Just a thought from another experienced parent traveling with tykes.

I love your posts!!!

Alibear said...

I love this series. Keep it up! I can also tell you from experience on long car rides, bribes (or awards) for good behavior worked well for me and my sister on the 5 day drive from Dallas to Pt. Ludlow for a couple years (we were 3-5 and 8-10 then).

When the kids are older and can provide input on trips, my parents asked us, but I rarely "won". I never got to go to Phuket, Thailand to sit on the beach. Instead we went to historical places to learn and experience the culture. Today, I appreciate that. As a tween, I was bummed, but enjoyed the vacations.

Another summer I wanted to get stateside and not pass go other than a little layover.

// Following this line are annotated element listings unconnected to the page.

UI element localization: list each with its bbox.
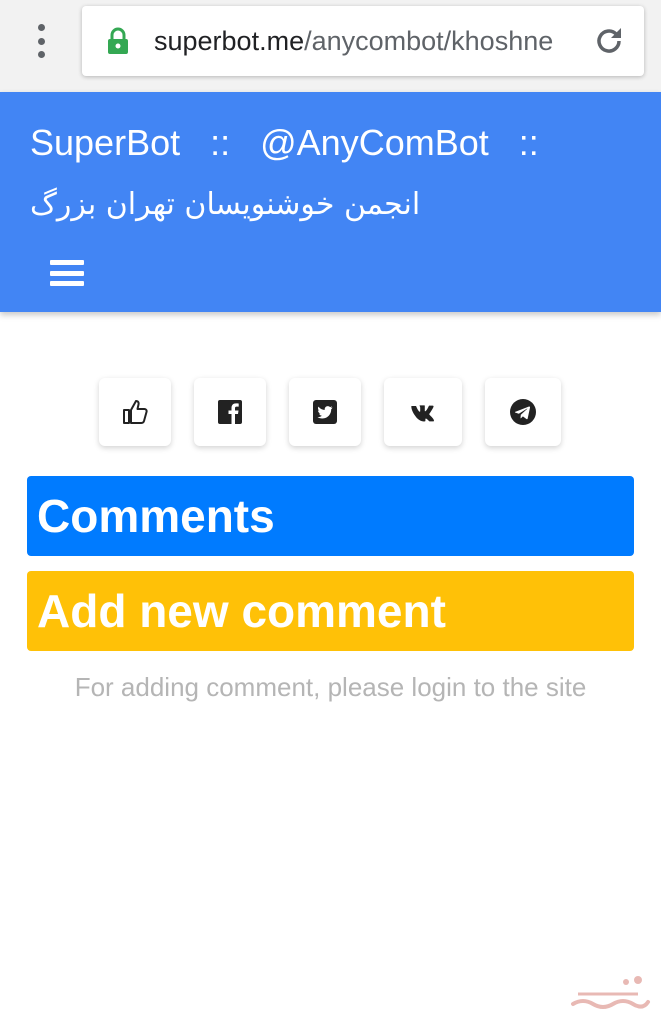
vk-icon [411, 405, 434, 422]
watermark-logo [571, 976, 650, 1009]
vk-share-button[interactable] [384, 378, 462, 446]
telegram-icon [510, 399, 536, 425]
share-buttons-row [0, 378, 661, 448]
login-note[interactable]: For adding comment, please login to the … [0, 672, 661, 703]
telegram-share-button[interactable] [485, 378, 561, 446]
url-text[interactable]: superbot.me/anycombot/khoshne [154, 24, 574, 58]
like-icon [123, 400, 148, 424]
add-comment-heading: Add new comment [27, 571, 634, 651]
lock-icon [108, 27, 128, 54]
site-header: SuperBot:: @AnyComBot:: انجمن خوشنویسان ت… [0, 92, 661, 312]
bot-name-link[interactable]: @AnyComBot [260, 122, 489, 163]
like-button[interactable] [99, 378, 171, 446]
comments-heading: Comments [27, 476, 634, 556]
page-title: انجمن خوشنویسان تهران بزرگ [30, 187, 421, 222]
header-separator: :: [210, 122, 231, 163]
reload-icon[interactable] [592, 24, 626, 58]
header-separator-trailing: :: [518, 122, 539, 163]
site-name-link[interactable]: SuperBot [30, 122, 180, 163]
twitter-icon [313, 400, 337, 424]
facebook-share-button[interactable] [194, 378, 266, 446]
address-bar[interactable]: superbot.me/anycombot/khoshne [82, 6, 644, 76]
url-path: /anycombot/khoshne [304, 26, 554, 56]
url-host: superbot.me [154, 26, 305, 56]
hamburger-menu-icon[interactable] [50, 260, 84, 286]
header-title-line: SuperBot:: @AnyComBot:: [30, 122, 569, 164]
twitter-share-button[interactable] [289, 378, 361, 446]
browser-menu-icon[interactable] [30, 24, 52, 58]
browser-toolbar: superbot.me/anycombot/khoshne [0, 0, 661, 92]
facebook-icon [218, 400, 242, 424]
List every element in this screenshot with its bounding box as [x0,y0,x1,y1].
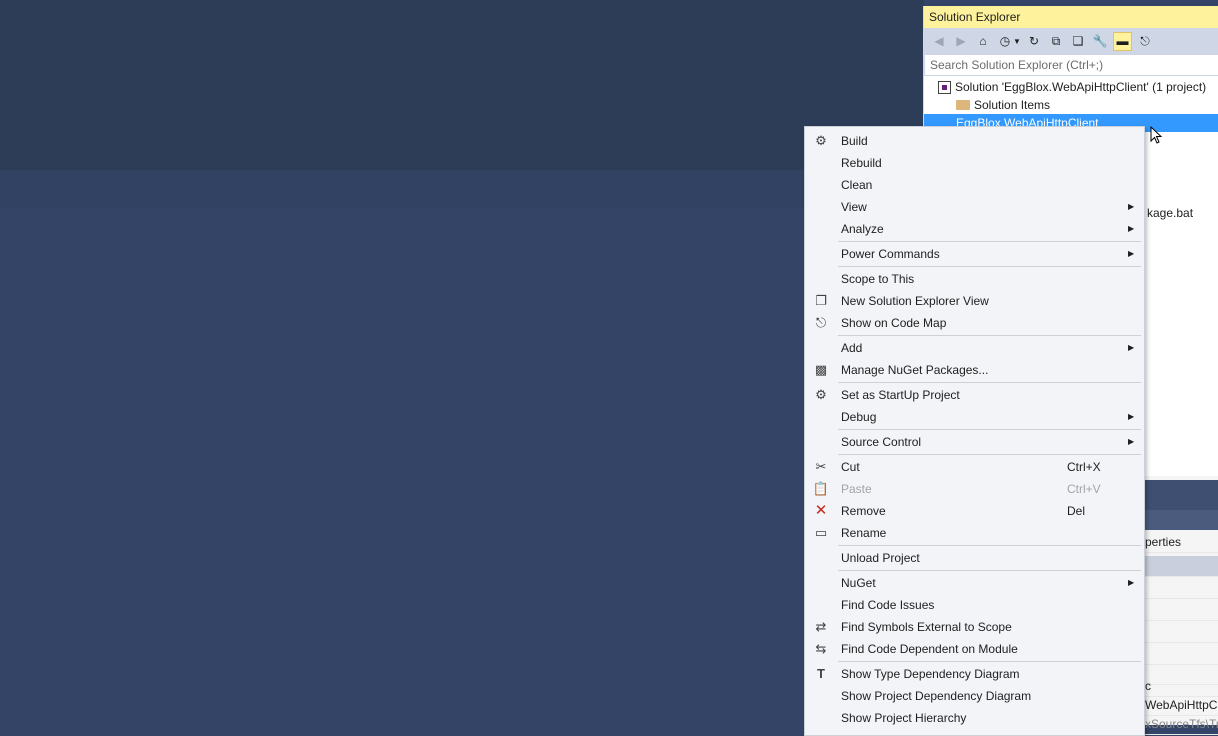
menu-item-set-as-startup-project[interactable]: ⚙ Set as StartUp Project [805,384,1144,406]
menu-separator [838,335,1141,336]
tree-item-solution[interactable]: Solution 'EggBlox.WebApiHttpClient' (1 p… [938,78,1206,96]
submenu-arrow-icon: ▶ [1128,578,1135,587]
clipboard-icon: 📋 [812,481,830,496]
editor-background-top [0,0,924,170]
refresh-icon[interactable]: ↻ [1025,32,1043,50]
forward-icon[interactable]: ▶ [952,32,970,50]
properties-grid: perties c WebApiHttpCl xSourceTfs\Tr [1145,530,1218,735]
scissors-icon: ✂ [815,459,827,474]
build-icon: ⚙ [815,133,827,148]
properties-row[interactable]: WebApiHttpCl [1145,695,1218,716]
find-dependent-icon: ⇆ [815,641,827,656]
properties-row[interactable]: c [1145,676,1218,697]
menu-item-find-code-dependent[interactable]: ⇆ Find Code Dependent on Module [805,638,1144,660]
submenu-arrow-icon: ▶ [1128,224,1135,233]
solution-icon [938,80,951,94]
menu-item-source-control[interactable]: Source Control ▶ [805,431,1144,453]
menu-separator [838,382,1141,383]
menu-item-show-project-hierarchy[interactable]: Show Project Hierarchy [805,707,1144,729]
editor-background-band [0,170,924,207]
menu-separator [838,545,1141,546]
submenu-arrow-icon: ▶ [1128,249,1135,258]
menu-item-power-commands[interactable]: Power Commands ▶ [805,243,1144,265]
menu-item-find-symbols-external[interactable]: ⇄ Find Symbols External to Scope [805,616,1144,638]
properties-row[interactable]: perties [1145,532,1218,553]
submenu-arrow-icon: ▶ [1128,437,1135,446]
find-symbols-icon: ⇄ [815,619,827,634]
code-map-icon: ⎋ [815,315,827,330]
menu-item-view[interactable]: View ▶ [805,196,1144,218]
tree-item-label: kage.bat [1147,206,1194,220]
properties-wrench-icon[interactable]: 🔧 [1091,32,1109,50]
menu-separator [838,241,1141,242]
submenu-arrow-icon: ▶ [1128,202,1135,211]
properties-header [1145,480,1218,510]
properties-toolbar [1145,510,1218,530]
menu-separator [838,661,1141,662]
properties-row[interactable] [1145,622,1218,643]
menu-item-cut[interactable]: ✂ Cut Ctrl+X [805,456,1144,478]
solution-explorer-title: Solution Explorer [924,6,1218,28]
show-all-files-icon[interactable]: ❏ [1069,32,1087,50]
menu-item-rename[interactable]: ▭ Rename [805,522,1144,544]
remove-icon: ✕ [814,502,828,519]
menu-item-clean[interactable]: Clean [805,174,1144,196]
new-view-icon: ❐ [815,293,827,308]
menu-item-unload-project[interactable]: Unload Project [805,547,1144,569]
collapse-all-icon[interactable]: ⧉ [1047,32,1065,50]
back-icon[interactable]: ◀ [930,32,948,50]
solution-explorer-search-input[interactable]: Search Solution Explorer (Ctrl+;) [924,54,1218,76]
menu-item-build[interactable]: ⚙ Build [805,130,1144,152]
menu-item-nuget[interactable]: NuGet ▶ [805,572,1144,594]
properties-row[interactable] [1145,556,1218,577]
menu-item-show-type-dependency-diagram[interactable]: T Show Type Dependency Diagram [805,663,1144,685]
tree-item-label: Solution Items [974,98,1051,112]
menu-item-debug[interactable]: Debug ▶ [805,406,1144,428]
class-diagram-icon[interactable]: ⎋ [1136,32,1154,50]
properties-row[interactable] [1145,644,1218,665]
menu-separator [838,266,1141,267]
menu-item-add[interactable]: Add ▶ [805,337,1144,359]
tree-item-label: Solution 'EggBlox.WebApiHttpClient' (1 p… [955,80,1207,94]
tree-item-bat-file[interactable]: kage.bat [1147,204,1193,222]
menu-item-manage-nuget-packages[interactable]: ▩ Manage NuGet Packages... [805,359,1144,381]
menu-item-new-solution-explorer-view[interactable]: ❐ New Solution Explorer View [805,290,1144,312]
pending-changes-filter-icon[interactable]: ◷ [996,32,1014,50]
menu-item-scope-to-this[interactable]: Scope to This [805,268,1144,290]
menu-item-show-project-dependency-diagram[interactable]: Show Project Dependency Diagram [805,685,1144,707]
home-icon[interactable]: ⌂ [974,32,992,50]
tree-item-solution-items[interactable]: Solution Items [956,96,1050,114]
menu-separator [838,429,1141,430]
menu-separator [838,570,1141,571]
preview-selected-icon[interactable]: ▬ [1113,31,1132,51]
menu-separator [838,454,1141,455]
menu-item-remove[interactable]: ✕ Remove Del [805,500,1144,522]
type-diagram-icon: T [817,666,825,681]
project-context-menu: ⚙ Build Rebuild Clean View ▶ Analyze ▶ P… [804,126,1145,736]
properties-row[interactable] [1145,600,1218,621]
gear-icon: ⚙ [815,387,827,402]
rename-icon: ▭ [814,525,828,540]
submenu-arrow-icon: ▶ [1128,412,1135,421]
nuget-icon: ▩ [814,362,828,377]
folder-icon [956,100,970,110]
mouse-cursor-icon [1150,126,1163,144]
submenu-arrow-icon: ▶ [1128,343,1135,352]
menu-item-show-on-code-map[interactable]: ⎋ Show on Code Map [805,312,1144,334]
solution-explorer-toolbar: ◀ ▶ ⌂ ◷ ▼ ↻ ⧉ ❏ 🔧 ▬ ⎋ [924,28,1218,54]
properties-row[interactable] [1145,578,1218,599]
menu-item-find-code-issues[interactable]: Find Code Issues [805,594,1144,616]
menu-item-analyze[interactable]: Analyze ▶ [805,218,1144,240]
menu-item-rebuild[interactable]: Rebuild [805,152,1144,174]
menu-item-paste: 📋 Paste Ctrl+V [812,481,1101,496]
chevron-down-icon[interactable]: ▼ [1013,32,1021,50]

Mom and Dad wouldn't hear of a missed opportunity to see a new country. I wanted western culture, home, and family. Instead, we spent a week in Turkey on our way home. To this day, it is one of the BEST vacations we ever had! Go figure!

And even though I'm a biased photographer, taking pictures of the random memories, not just the sites is fabulous. You may not look back for years, but later, it's so worth it! I treasure a photo of my mom pointing out a man's nakedness on an old relic at an archaeological site in Cypress and I only caught her pulling her hand away and laughing! Capturing the laughter and good times is great!

Christine said...

Fun series Jenni!! As you know, we are Disney fanatics and have lots of super tips...single rider line anyone? Tom and I still need to get our passports, I would LOVE to all go to Europe, try out the MAC flights and military hotels around the world- fun times!